Permanently Endangered

Just when we thought the Supreme Court had done all the damage it could in one session, it decided to kill off more of us.

Yes, we know, this is getting monotonous. We Ranted about the Court just last fortnight, and now here we go again. We are so sorry—sorrier than we can say. When the Court rules, though, that the EPA cannot regulate poisonous emissions from coal-fired electrical power plants, we can hardly be expected to remain silent.

Air pollution currently causes one out of every six deaths, scientists say. Apparently that’s not enough.

Having attended neither Harvard nor Yale, we have no idea how the Six Horse’s Asses of the Apocalypse Court arrived at this conclusion. Perhaps they consulted with The Founding Fathers by huddling over a Heritage Foundation™ Ouija Board.

Whatever the process was, now we know: God’s intention was that the rights of the stockholders of utilities and coal companies to make a profit should transcend any putative rights of post-born fetuses to inhale air that has not been poisoned. If only someone had warned us while we were still in the womb, we might have made other arrangements before entering such a world.

Now that it has wrapped up this session by stimulating the economy’s deathcare sector, the Court indulged once again, as it did with its Roe v Wade leak, in a bit of ominous foreshadowing. When they reconvene in the fall, in addition to their robes, the Justices will wear spiked golf shoes, the better to dance on the shredded remains of our beleaguered democracy. Not literally—so far as we know—but that seems to be their general intent.

Democracy, you see, is a problem.

Democracy can be kind of icky, when you really think about it. It presumes that everyone has equal rights. That sounds fine in the abstract, but let’s get real—what kind of cockamamie system gives equal power to a guy on the back of a garbage truck and a guy in the back of a limo? When considered from a certain perspective—the back seat of a limo, for example—it just doesn’t make any sense.

Moore v Harper, though it looks to be yet another garden variety gerrymandering case, may actually be a Trojan Horse—one which might solve that nagging problem for the limousining class.

One might have thought that the gerrymandering question had been settled. For a change, one would actually be right. Gerrymandering is fine, as long as it’s not about race. And, since it’s now un-American to talk about race, gerrymandering is basically court-approved.

Republicans across the country did quite well in the 2010 mid-term elections. Democrats would have us believe that the high turnout was inspired in part by the presence of a Black man in the White House; such slanderous assertions, though, while obvious on their face, are difficult to prove in a court of law—especially when the law won’t allow them into the courtroom.

In North Carolina, they made the most of their opportunity by creating “districts [which were] more severely gerrymandered than any districts in modern history,” according to FacingSouth.org.

Why, then, to return to our question, would our Supreme Beings waste their beautiful minds on a gerrymandering case?
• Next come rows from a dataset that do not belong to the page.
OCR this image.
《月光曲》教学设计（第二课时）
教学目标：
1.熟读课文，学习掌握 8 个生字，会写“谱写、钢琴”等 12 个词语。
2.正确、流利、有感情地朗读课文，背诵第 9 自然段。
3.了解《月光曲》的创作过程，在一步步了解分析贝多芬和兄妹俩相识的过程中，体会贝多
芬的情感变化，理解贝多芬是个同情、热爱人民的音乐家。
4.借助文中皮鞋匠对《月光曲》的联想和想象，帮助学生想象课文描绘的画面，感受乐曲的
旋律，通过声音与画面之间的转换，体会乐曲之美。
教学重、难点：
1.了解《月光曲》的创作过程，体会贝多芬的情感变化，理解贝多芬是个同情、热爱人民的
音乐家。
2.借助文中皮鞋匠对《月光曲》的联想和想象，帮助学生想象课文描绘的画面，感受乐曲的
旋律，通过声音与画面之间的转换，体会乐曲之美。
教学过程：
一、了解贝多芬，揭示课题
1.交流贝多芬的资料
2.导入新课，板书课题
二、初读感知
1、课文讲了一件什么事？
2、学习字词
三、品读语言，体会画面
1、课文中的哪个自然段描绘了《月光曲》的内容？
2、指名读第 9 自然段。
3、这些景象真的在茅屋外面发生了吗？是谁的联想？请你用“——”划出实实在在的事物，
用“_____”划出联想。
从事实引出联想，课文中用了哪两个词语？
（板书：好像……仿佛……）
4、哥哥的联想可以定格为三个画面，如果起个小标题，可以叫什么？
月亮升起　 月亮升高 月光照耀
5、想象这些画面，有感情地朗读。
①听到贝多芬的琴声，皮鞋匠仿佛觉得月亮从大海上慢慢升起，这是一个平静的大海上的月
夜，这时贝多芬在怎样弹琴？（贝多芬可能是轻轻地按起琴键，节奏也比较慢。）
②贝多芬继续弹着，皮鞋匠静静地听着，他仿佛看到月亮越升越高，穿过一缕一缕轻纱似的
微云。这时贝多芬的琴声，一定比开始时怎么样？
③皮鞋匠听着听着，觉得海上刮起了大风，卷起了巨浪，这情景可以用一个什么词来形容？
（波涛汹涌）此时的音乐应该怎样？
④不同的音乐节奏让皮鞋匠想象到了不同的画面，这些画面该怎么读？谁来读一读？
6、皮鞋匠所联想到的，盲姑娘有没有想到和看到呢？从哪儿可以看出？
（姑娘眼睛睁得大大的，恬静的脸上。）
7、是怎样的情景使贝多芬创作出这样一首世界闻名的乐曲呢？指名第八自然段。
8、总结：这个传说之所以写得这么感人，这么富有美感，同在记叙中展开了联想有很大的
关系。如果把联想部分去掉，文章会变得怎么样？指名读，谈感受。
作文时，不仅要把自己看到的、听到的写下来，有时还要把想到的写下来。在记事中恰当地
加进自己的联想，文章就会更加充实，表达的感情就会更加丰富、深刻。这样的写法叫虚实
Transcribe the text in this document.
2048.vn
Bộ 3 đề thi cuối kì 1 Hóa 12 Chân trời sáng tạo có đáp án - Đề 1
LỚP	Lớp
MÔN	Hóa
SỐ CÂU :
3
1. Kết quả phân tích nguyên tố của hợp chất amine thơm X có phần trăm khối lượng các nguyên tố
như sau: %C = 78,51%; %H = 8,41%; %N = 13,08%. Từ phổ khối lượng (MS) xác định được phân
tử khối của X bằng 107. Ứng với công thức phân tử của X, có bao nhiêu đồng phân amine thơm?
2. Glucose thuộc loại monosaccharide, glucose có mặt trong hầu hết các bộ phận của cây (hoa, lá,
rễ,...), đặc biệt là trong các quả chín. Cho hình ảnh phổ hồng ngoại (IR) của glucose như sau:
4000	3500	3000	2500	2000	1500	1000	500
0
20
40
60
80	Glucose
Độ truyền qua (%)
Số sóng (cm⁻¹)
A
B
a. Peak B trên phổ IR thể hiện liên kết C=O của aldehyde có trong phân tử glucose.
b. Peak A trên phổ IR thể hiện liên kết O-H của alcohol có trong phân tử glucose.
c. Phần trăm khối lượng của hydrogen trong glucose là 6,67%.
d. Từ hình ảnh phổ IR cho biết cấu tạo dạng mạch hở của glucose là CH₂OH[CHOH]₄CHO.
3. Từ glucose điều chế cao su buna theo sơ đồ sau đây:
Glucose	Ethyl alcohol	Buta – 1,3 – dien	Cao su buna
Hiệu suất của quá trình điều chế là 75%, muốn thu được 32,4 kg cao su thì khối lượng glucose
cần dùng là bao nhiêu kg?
Because it will give the GOP a chance to further de-democratize our political system.

Open the trap door in the belly of that Trojan Horse, and out falls the “independent state legislature theory.”

This theory, as Eliza Sweren-Becker of the Brennan Center recently explained in the L.A. Times, interprets the Constitutional clauses which give states the authority to regulate federal elections in a new and radical way. It contends “that these clauses grant state legislatures near absolute power over the laws governing elections for federal office—leaving state courts, state constitutions, state governors and other state entities powerless to stop even the most extreme gerrymanders and voter suppression laws that a state legislature could devise. It’s just as nutty as it sounds.”

This independent state legislature theory may sounds familiar—because it’s the same one Sidney Powell and her ilk used when they tried to steal the last election for Dolt #45.

Should our unelected Justices appointed by Presidents who lost the popular vote give the thumbs-up to this nutty theory, Sweren-Becker warns that they would be removing “many checks and balances on state legislators, unleashing the very bodies that have been enacting laws that make it harder to vote—particularly for Americans of color—and easier to interfere in election outcomes. Under this theory, the only remaining arbiter as to the lawfulness of state legislatures’ handiwork? The Supreme Court—which has been steadily dismantling what little remains of federal law protections for our elections.”

Gee—what are the odds that a clique of power-mad freaks might decide to increase their own power? A dissent in a previous case, signed by Gorsuch, Alito, Kavanaugh and Thomas, suggests that all four may be on board already.

Where could all this lead? Michael Luttig, the retired Republican Judge who recently testified before the January 6th committee, said it was part of a plan to “overturn the 2024 election if Trump or his anointed successor loses again in the next quadrennial contest.”

This full-court press to reduce the political power of ordinary citizens really should come as no surprise. The “all men”—kindly note the gender—who were created equal in 1776 were white and owned property. Working stiffs, non-whites and women need not apply.

To whatever extent such riff-raff finally managed to finagle their way into voting booths, it was only due to herculean efforts on their part, against great resistance. As Frederick Douglass said in 1857, “Power concedes nothing without a demand. It never did and it never will.”

May Douglass forgive us for adding to that, power will reclaim power whenever it can, unless the people prevent it.